E. Disposition of Traditional Motion
In paragraph 10 of her no-evidence motion, Alanis states the following: "Alanis has alleged a fraud and [Texas Civil Practice and Remedies Code] 12.002 claim and seeks to quiet title and set aside a [Texas Rules of Civil Procedure] Rule 736(9) Order which bars the application of res judicata and therefore, the Defendants['] reliance on the doctrine of res judicata fails as a matter of law."
Assuming arguendo that the trial court should have construed paragraph 10 as a ground for a traditional motion for summary judgment on Alanis's fraud and fraudulent lien claims and her action to quiet title, cf. Amouri v. Sw. Toyota, Inc., 20 S.W.3d 165, 168 (Tex. App.-Texarkana 2000, pet. denied) (addressing a motion for summary judgment that contained both traditional and no-evidence summary judgment language), it would still avail her nothing.
First, Alanis would have had to have met her traditional summary judgment burden on those claims. See Tex. R. Civ. P. 166a(c); Tex. Workforce Comm'n v. Wichita Cty., 548 S.W.3d 489, 492 (Tex. 2018). Even if she had, we have already determined that all of Alanis's claims were barred by res judicata, and the trial court's denial of Alanis's traditional motion on her fraud and fraudulent lien claims in conjunction with its granting of U.S. Bank's traditional motion against all of Alanis's claims was, at worst, harmless error. Cf. G & H Towing Co. v.

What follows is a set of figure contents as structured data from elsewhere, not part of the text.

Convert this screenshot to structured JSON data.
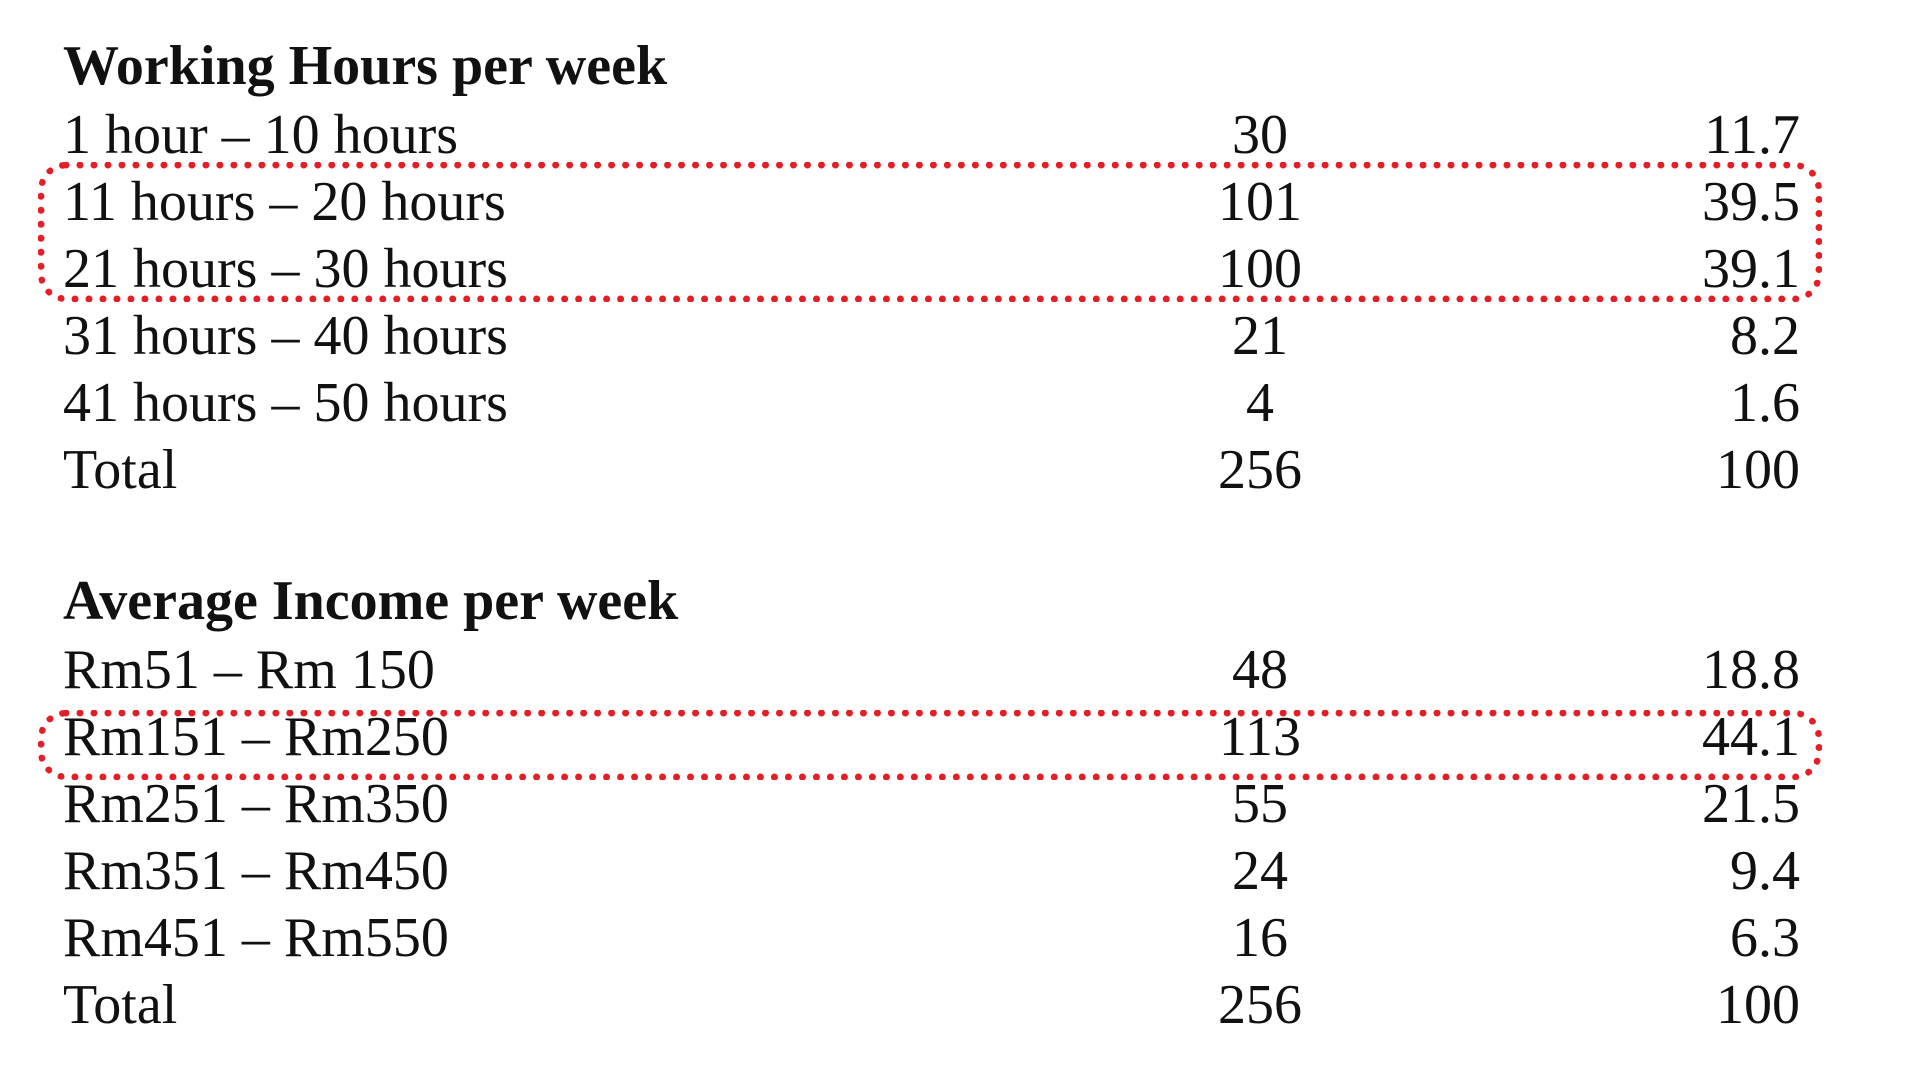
{
  "highlight_color": "#e41e25",
  "working_hours": {
    "title": "Working Hours per week",
    "rows": [
      {
        "label": "1 hour – 10 hours",
        "count": "30",
        "percent": "11.7"
      },
      {
        "label": "11 hours – 20 hours",
        "count": "101",
        "percent": "39.5"
      },
      {
        "label": "21 hours – 30 hours",
        "count": "100",
        "percent": "39.1"
      },
      {
        "label": "31 hours – 40 hours",
        "count": "21",
        "percent": "8.2"
      },
      {
        "label": "41 hours – 50 hours",
        "count": "4",
        "percent": "1.6"
      },
      {
        "label": "Total",
        "count": "256",
        "percent": "100"
      }
    ],
    "highlighted_rows": [
      "11 hours – 20 hours",
      "21 hours – 30 hours"
    ]
  },
  "income": {
    "title": "Average Income per week",
    "rows": [
      {
        "label": "Rm51 – Rm 150",
        "count": "48",
        "percent": "18.8"
      },
      {
        "label": "Rm151 – Rm250",
        "count": "113",
        "percent": "44.1"
      },
      {
        "label": "Rm251 – Rm350",
        "count": "55",
        "percent": "21.5"
      },
      {
        "label": "Rm351 – Rm450",
        "count": "24",
        "percent": "9.4"
      },
      {
        "label": "Rm451 – Rm550",
        "count": "16",
        "percent": "6.3"
      },
      {
        "label": "Total",
        "count": "256",
        "percent": "100"
      }
    ],
    "highlighted_rows": [
      "Rm151 – Rm250"
    ]
  }
}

Magee, 347 S.W.3d 293, 298 (Tex. 2011) (reviewing a summary judgment granted against a cause of action that was not presented in the motion but deciding that because "the omitted cause of action [was] precluded as a matter of law by other grounds raised in the case," the error was harmless).
F. Disposition of Second Complaint
U.S. Bank's nonsuit of its counterclaims against Alanis rendered her no-evidence motion against those counterclaims moot, and to the extent that any portion of her no-evidence motion could be considered a traditional motion for summary judgment on her affirmative claims, the trial court's denial of any such traditional grounds was at most, harmless error.
We overrule Alanis's second complaint.
CONCLUSION
Contrary to Alanis's arguments, there were no new facts in this third suit over her home equity loan initiation and servicing to allow her claims to avoid U.S. Bank's affirmative defense of res judicata, and the trial court did not err in granting U.S. Bank's traditional motion for summary judgment against all of Alanis's claims.
Further, when U.S. Bank nonsuited its counterclaims against her, Alanis's no-evidence motion against U.S. Bank's counterclaims became moot, and the trial court's denial of her no-evidence motion was proper; its denial of any ground for traditional summary judgment included in her no-evidence motion was, at worst, harmless error.
Accordingly, we affirm the trial court's orders denying Alanis's no-evidence motion against U.S. Bank's counterclaims and granting U.S. Bank's traditional motion for summary judgment against all of Alanis's claims.